Oltre ai pizzini c’erano diverse copie della Bibbia piene di annotazioni, ritagli di giornali che davano notizie sulle operazioni di polizia e sui processi degli ultimi anni, e c’era pure la corrispondenza tra Provenzano, la moglie Benedetta Saveria Palazzolo, e i figli Angelo e Francesco Paolo. Le lettere aprivano uno squarcio nella quotidianità di un uomo che si occupava della sua famiglia di sangue mentre gestiva quelle mafiose. Rispondeva ai boss che gli scrivevano da tutta la Sicilia, metteva ordine, ripianava situazione di contrasto, zittiva chi alzava la voce. Si occupava dell’organizzazione Cosa nostra, che ammazza i nemici e gli ex amici, rende schiavi i commercianti imponendo il pizzo, distrugge l’economia e affonda la Sicilia, e nel frattempo si premurava di fare il compagno affettuoso e il padre attento.

Da un lato c’era Provenzano, latitante per 43 anni, dall’altro Benedetta Saveria Palazzolo. E’ stata la donna di tutta una vita, nonostante i due non si siano mai sposati, che per Binu u tratturi provava venerazione. Non perdeva occasione per usare parole gentili, per dolersi di non potergli stare accanto. Il suo affetto si manifestava nel cibo e nei vestiti che gli mandava, nella sistematicità con cui lo metteva a conoscenza dei suoi piccoli spostamenti, nelle informazioni sui parenti che mai gli faceva mancare. E Provenzano ricambiava questo amore incondizionato. Non è un caso che la lettera che il padrino stava scrivendo quando i poliziotti della squadra mobile entrarono nel covo, l’ultima, fosse indirizzata proprio a lei. Le diceva di non mandargli più la pasta al forno. Gli inquirenti sequestrano la macchina e la chiudono in un sacco di plastica con il foglio ancora nel rullo.

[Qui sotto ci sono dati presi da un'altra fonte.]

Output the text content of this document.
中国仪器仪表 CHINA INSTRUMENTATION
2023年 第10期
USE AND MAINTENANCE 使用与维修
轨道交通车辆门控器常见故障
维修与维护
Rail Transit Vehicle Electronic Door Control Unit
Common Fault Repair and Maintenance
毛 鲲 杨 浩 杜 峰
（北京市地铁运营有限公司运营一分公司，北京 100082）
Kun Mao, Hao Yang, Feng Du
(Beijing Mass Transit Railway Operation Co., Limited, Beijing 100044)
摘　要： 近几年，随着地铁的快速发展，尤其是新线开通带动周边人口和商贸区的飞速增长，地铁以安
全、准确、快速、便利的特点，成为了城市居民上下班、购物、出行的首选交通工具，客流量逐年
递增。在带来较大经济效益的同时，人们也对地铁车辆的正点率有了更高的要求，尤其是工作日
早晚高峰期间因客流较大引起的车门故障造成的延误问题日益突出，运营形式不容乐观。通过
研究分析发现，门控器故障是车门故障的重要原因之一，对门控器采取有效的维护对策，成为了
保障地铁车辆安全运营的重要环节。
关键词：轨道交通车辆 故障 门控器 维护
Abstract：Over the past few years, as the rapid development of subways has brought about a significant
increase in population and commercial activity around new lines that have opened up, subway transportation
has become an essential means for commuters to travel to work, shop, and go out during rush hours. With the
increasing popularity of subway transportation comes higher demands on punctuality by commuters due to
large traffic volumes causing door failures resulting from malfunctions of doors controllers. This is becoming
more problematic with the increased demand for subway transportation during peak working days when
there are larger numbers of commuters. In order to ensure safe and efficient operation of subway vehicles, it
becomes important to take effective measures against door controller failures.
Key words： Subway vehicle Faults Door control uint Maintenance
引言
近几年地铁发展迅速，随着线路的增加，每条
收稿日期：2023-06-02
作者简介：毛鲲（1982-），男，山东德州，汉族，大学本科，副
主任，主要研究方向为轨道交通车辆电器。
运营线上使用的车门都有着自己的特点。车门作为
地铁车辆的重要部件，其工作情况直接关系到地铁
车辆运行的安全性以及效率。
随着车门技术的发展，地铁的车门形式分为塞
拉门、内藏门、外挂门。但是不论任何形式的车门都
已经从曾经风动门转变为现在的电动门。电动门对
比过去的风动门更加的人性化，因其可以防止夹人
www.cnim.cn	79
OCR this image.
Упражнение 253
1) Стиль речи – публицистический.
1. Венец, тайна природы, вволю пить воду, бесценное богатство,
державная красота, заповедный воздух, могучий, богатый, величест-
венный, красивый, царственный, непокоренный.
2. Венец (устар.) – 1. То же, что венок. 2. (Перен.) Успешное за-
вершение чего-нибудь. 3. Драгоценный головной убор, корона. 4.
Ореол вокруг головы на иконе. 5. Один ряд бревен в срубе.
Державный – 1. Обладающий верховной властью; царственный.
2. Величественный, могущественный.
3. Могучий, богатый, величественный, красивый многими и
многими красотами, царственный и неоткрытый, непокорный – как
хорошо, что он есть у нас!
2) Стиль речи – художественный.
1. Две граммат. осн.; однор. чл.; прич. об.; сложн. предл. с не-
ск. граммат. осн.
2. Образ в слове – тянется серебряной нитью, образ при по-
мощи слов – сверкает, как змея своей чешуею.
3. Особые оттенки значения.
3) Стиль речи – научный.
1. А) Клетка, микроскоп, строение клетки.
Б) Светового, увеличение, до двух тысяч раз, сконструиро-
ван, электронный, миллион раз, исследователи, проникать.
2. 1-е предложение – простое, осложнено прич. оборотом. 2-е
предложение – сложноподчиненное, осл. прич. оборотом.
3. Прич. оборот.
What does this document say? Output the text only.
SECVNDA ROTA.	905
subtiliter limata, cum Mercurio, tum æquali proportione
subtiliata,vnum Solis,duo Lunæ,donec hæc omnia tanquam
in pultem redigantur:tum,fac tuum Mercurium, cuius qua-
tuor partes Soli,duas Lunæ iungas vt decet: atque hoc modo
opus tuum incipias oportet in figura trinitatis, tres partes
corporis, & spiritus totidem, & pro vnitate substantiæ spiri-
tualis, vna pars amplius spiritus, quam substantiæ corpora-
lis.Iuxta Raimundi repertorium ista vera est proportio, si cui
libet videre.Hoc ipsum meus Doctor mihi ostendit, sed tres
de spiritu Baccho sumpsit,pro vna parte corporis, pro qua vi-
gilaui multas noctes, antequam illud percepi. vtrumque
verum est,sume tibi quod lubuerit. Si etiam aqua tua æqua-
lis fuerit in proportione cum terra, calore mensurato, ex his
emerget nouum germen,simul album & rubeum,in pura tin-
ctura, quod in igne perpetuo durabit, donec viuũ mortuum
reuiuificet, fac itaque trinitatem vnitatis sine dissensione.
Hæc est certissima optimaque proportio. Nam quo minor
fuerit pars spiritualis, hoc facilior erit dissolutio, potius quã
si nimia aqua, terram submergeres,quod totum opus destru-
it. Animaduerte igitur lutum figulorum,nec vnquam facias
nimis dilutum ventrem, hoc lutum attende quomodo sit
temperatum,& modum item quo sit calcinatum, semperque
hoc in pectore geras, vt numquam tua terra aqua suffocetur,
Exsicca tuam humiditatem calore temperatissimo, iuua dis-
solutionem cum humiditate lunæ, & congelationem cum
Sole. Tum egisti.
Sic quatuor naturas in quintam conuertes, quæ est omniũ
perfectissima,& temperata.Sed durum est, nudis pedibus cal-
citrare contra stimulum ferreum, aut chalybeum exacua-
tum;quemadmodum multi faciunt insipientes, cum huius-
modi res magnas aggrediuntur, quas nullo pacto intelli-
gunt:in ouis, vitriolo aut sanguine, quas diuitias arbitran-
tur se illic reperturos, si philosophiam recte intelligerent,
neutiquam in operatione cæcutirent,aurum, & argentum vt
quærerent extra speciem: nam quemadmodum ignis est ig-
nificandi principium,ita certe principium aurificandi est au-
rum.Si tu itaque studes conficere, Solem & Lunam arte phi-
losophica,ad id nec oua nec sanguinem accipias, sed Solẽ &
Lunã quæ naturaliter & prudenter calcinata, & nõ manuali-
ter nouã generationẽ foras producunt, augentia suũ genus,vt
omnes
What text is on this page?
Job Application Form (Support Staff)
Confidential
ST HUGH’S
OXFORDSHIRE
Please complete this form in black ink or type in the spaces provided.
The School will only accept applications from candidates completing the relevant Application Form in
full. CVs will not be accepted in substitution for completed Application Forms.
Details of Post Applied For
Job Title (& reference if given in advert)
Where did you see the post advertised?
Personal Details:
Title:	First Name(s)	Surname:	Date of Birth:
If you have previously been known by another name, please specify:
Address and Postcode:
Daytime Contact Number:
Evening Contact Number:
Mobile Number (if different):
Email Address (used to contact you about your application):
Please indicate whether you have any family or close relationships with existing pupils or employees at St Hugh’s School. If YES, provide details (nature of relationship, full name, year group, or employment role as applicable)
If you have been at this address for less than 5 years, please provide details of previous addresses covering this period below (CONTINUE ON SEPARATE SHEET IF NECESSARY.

Accanto alla macchina c’era un’altra lettera, a firma Angelo, il maggiore dei due figli del boss. Di loro si era sempre saputo poco. Tanto che ci fu grande sorpresa quando, nella primavera del 1992, riapparvero a Corleone assieme alla madre. All’improvviso, senza che si sapesse cosa avessero fatto fino a quel momento. Provenzano è stato un padre presente, ha voluto restare vicino ai figli nei momenti importanti. E così il padrino seguiva passo dopo passo i preparativi del matrimonio di Angelo. Era tutto pronto – partecipazioni comprese, stavano programmando il viaggio di nozze – ma alla fine saltò tutto. Il sì davanti a Dio era fissato per maggio. L’arresto del padre, un mese prima, provocò un ripensamento, malgrado le famiglie si fossero incontrate. Provenzano, dunque, cercava di essere presente. E i figli lo aggiornavano, non gli facevano mancare l’affetto, gli stavano vicini. Anche quando c’erano da affrontare piccole difficoltà, come l’impostazione dei programmi del televisore. Tutta colpa dell’incomprensibile inglese.